Recently funded projects included Windjammer Cove Affordable Housing Conversion, Watson Park Shoreline Restoration, Daughraty Gym Pickleball and Basketball Courts, Elm Street Cemetery Restoration, Nathan Buliga Street Hockey Courts, Hollis and Watson Ballfield Design and Smelt Brook Restoration.
“The Community Preservation Committee was pleased to be able to recommend some wonderful projects this year for the betterment of the entire Braintree community,” said Dr. Peter Kurzberg, Community Preservation Committee Chairman.
Windjammer Cove is a unique partnership that ensures 19 rental units in this privately owned development are permanently affordable to lower income persons and working families.
Watson Park Shoreline Restoration is an innovative design to make the park climate change resilient for several decades. This project leveraged over $750,000 in addition to Community Preservation funds.
The Braintree Recreation Department opened new pickleball and basketball courts behind the Daughraty Gym in June.
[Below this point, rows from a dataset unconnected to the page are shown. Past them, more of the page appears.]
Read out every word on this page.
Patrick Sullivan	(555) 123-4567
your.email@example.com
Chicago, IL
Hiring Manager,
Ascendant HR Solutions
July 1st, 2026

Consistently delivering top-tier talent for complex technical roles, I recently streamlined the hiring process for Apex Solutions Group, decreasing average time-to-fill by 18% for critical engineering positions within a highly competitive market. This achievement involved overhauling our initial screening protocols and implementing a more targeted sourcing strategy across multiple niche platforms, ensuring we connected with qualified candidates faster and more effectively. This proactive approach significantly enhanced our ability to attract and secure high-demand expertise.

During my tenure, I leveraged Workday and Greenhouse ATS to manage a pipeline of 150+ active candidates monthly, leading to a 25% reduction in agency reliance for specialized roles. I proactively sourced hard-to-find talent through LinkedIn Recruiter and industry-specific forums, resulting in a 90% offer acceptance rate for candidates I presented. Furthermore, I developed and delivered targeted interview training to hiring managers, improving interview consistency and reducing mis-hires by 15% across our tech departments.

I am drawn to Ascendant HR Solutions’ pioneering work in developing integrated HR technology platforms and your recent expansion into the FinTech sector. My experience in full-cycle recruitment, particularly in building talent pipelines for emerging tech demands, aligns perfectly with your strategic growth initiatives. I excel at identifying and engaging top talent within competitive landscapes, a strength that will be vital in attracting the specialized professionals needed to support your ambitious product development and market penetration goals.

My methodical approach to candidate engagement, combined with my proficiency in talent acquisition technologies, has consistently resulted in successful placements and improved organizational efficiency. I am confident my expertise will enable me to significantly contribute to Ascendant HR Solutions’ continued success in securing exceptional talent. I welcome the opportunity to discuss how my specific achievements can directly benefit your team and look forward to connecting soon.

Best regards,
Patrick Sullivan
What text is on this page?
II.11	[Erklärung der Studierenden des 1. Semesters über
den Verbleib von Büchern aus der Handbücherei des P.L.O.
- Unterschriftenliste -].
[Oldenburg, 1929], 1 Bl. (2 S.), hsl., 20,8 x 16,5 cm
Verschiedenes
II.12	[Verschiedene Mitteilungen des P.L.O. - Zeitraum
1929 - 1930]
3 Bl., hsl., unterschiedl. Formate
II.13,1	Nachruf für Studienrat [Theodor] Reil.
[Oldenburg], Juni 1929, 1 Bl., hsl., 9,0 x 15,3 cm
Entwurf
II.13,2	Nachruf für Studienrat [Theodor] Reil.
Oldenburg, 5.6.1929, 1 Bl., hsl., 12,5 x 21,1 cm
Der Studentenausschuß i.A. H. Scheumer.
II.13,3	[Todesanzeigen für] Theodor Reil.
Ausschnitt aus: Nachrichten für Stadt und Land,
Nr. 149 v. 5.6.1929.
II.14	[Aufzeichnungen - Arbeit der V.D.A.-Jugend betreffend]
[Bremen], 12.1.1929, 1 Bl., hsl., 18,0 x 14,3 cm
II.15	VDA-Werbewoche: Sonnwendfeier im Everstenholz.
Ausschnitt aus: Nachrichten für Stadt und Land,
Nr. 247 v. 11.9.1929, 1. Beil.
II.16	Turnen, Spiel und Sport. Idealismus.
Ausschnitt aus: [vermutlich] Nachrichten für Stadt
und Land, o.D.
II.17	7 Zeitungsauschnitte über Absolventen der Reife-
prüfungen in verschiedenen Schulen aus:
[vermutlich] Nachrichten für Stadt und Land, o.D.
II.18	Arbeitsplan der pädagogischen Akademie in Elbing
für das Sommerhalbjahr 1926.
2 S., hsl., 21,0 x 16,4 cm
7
This project was funded with $443,000 in Community Preservation funds. Elm Street Cemetery restoration is underway to preserve several mounded tombs and headstones at this important landmark property and street hockey courts, baseball fields and Smelt Brook fish passage improvements are all under design.
Braintree adopted the Community Preservation Act in 2002, one of the first communities in the Commonwealth to do so. Since that time $16 million has been raised locally through the CPA while funding over seventy housing, historic, recreation and open space projects.
The Community Preservation Committee will be reviewing these projects in greater detail, as well as soliciting input from the public, at its annual meeting to be held Monday, September 19th at 5PM in the Cahill Auditorium at Braintree Town Hall. The public is encouraged to attend.